Rule 4:58-3(c) provides in relevant part:
No allowances shall be granted if (1) the claimant's claim is dismissed, [or] (2) a no-cause verdict is returned[.]
The court also denied attorneys' fees pursuant to the frivolous litigation statute, noting that in Toll Brothers, Inc. v. Township of West Windsor, 190 N.J. 61, 72 (2007), the Supreme Court had held that a party seeking statutory fees must comply with the procedural requirements of Rule 1:4-8, the frivolous litigation rule. See also R. 1:4-8(f) (requiring "[t]o the extent practicable" the procedures prescribed by the rule shall apply to an application pursuant to N.J.S.A. 2A:15-59.1). The court continued by stating that Rule 1:4-8(b)(1) requires that, before seeking sanctions for frivolous litigation, the party must send a detailed letter to the allegedly offending party indicating why the pleading or other submission was frivolous, and demanding its retraction within twenty-eight days in order to avoid sanctions. However, in the present matter, defendants failed to send the safe harbor letter that the rule requires, and offered no excuse for their failure to do so. Additionally, the court held that plaintiffs' complaint was made in good faith, and that in ordering dismissal of various counts, no finding was ever made that the claims were frivolous. The court continued:
As long as there is litigation of "marginal merit," a court should not reward attorneys' fees and costs to a party. See Belfer v. Merling, 322 N.J. Super. 123, 144 (App. Div. 1999); Venner v. Allstate, 306 N.J. Super. 106 (App. Div. 1997). Here, nothing indicates that the Complaint was commenced or used or continued in bad faith, solely for the purpose of harassment, delay or malicious injury. Moreover, nothing indicates that Plaintiff[s] knew or should have known that the Complaint was without any reasonable basis in law or equity and could not be supported with a good faith argument.Accordingly, defendants' attorneys' fee claim was denied.

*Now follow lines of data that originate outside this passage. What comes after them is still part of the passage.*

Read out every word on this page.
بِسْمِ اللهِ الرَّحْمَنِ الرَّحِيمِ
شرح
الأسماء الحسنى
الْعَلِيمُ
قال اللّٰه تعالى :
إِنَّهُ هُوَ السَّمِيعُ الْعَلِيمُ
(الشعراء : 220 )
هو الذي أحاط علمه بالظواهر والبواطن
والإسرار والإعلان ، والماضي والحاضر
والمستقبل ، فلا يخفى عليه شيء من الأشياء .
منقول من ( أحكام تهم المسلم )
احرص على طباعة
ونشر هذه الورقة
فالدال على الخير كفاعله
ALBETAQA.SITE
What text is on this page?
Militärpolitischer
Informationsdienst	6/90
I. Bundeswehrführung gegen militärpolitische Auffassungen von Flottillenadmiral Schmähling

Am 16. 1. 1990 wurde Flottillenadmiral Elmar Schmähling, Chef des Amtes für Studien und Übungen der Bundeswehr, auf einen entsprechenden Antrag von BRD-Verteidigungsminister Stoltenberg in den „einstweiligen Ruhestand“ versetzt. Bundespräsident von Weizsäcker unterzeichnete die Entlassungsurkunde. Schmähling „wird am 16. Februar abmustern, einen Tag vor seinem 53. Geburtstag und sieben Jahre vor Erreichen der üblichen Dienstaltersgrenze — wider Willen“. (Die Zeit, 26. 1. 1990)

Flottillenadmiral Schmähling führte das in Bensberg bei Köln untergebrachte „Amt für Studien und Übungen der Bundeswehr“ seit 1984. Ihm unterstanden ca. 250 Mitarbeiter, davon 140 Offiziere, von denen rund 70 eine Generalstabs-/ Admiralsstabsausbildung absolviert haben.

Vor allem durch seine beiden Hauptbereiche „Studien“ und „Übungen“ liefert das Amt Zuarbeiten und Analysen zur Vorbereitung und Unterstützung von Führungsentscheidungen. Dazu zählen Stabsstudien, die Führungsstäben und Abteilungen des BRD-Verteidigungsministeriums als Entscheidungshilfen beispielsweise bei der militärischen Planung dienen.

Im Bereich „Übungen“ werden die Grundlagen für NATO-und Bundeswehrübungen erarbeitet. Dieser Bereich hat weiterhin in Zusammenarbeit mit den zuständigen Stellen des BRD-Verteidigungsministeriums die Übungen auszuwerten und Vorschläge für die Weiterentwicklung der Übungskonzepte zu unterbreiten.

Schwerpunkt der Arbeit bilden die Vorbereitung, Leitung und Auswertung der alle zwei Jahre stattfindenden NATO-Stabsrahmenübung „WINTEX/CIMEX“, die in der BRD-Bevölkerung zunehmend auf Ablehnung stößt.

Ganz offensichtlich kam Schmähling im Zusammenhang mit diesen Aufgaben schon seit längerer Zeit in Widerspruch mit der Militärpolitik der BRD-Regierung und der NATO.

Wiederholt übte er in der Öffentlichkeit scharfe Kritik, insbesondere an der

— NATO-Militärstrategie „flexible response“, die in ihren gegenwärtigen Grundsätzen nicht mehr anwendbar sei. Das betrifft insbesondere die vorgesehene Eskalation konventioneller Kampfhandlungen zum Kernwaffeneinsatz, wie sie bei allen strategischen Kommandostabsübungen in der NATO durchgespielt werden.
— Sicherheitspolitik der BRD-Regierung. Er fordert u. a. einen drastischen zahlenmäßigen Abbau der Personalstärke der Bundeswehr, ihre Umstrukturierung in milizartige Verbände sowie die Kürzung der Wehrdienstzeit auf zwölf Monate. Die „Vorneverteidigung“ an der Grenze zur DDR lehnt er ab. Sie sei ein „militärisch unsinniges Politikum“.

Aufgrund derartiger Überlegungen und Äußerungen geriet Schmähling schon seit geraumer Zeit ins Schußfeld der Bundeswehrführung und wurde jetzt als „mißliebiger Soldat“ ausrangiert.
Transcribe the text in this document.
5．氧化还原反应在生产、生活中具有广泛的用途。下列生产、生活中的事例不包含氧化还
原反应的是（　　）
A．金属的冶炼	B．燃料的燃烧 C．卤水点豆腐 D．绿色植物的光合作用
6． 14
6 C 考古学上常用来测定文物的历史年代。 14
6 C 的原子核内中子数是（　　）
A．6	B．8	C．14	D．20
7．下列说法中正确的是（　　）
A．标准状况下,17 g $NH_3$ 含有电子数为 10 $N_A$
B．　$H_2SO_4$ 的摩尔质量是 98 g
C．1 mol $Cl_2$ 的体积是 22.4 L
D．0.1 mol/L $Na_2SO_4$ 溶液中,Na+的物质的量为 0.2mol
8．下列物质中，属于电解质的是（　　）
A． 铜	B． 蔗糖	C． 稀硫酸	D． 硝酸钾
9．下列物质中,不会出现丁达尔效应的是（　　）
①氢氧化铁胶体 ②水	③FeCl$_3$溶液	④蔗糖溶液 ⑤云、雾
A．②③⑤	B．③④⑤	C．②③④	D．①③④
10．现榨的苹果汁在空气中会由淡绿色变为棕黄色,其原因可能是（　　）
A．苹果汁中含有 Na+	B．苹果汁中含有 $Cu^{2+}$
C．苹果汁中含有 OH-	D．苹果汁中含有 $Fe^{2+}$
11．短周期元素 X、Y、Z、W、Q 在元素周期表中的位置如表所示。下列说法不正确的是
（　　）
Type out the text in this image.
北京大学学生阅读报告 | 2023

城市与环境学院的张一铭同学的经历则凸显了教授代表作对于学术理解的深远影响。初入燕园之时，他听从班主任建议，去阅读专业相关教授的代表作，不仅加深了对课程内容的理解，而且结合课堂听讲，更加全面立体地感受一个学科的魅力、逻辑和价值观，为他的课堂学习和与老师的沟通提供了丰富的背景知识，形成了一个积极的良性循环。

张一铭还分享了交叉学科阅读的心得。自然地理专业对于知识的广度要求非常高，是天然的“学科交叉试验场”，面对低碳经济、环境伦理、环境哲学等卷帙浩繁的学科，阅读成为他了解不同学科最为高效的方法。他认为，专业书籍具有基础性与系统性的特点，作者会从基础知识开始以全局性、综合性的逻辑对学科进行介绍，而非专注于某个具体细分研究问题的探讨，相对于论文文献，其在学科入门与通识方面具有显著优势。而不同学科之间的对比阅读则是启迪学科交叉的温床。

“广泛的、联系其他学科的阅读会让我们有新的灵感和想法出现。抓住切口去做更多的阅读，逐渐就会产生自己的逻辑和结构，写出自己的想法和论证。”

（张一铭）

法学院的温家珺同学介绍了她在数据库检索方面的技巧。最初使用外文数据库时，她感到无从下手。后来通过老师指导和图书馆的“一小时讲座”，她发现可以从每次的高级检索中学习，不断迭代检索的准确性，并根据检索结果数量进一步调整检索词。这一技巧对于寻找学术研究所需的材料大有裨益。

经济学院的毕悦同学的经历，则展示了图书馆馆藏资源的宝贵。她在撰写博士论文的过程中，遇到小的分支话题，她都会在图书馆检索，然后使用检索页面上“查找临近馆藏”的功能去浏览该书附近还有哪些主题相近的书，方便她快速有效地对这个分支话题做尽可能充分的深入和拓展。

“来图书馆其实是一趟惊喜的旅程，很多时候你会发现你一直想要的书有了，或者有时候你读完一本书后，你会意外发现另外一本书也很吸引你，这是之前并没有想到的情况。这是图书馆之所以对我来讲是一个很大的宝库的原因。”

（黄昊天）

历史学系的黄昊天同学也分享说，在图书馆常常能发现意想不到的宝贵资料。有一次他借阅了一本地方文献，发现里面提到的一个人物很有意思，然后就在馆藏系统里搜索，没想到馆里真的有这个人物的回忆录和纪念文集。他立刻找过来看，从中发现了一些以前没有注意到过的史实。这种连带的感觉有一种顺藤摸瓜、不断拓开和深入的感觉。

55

Although defendants challenge the court's decision on appeal, we affirm it for the reasons stated by the Law Division court. We add only that, even if we were to accept defendants' explanation for their failure to serve a safe harbor letter as valid, we would still conclude that plaintiffs' claims were not frivolous, and thus sanctions were not warranted.
The decisions from which the appeal and cross-appeal are taken are affirmed.
I hereby certify that the foregoing is a true copy of the original on file in my office.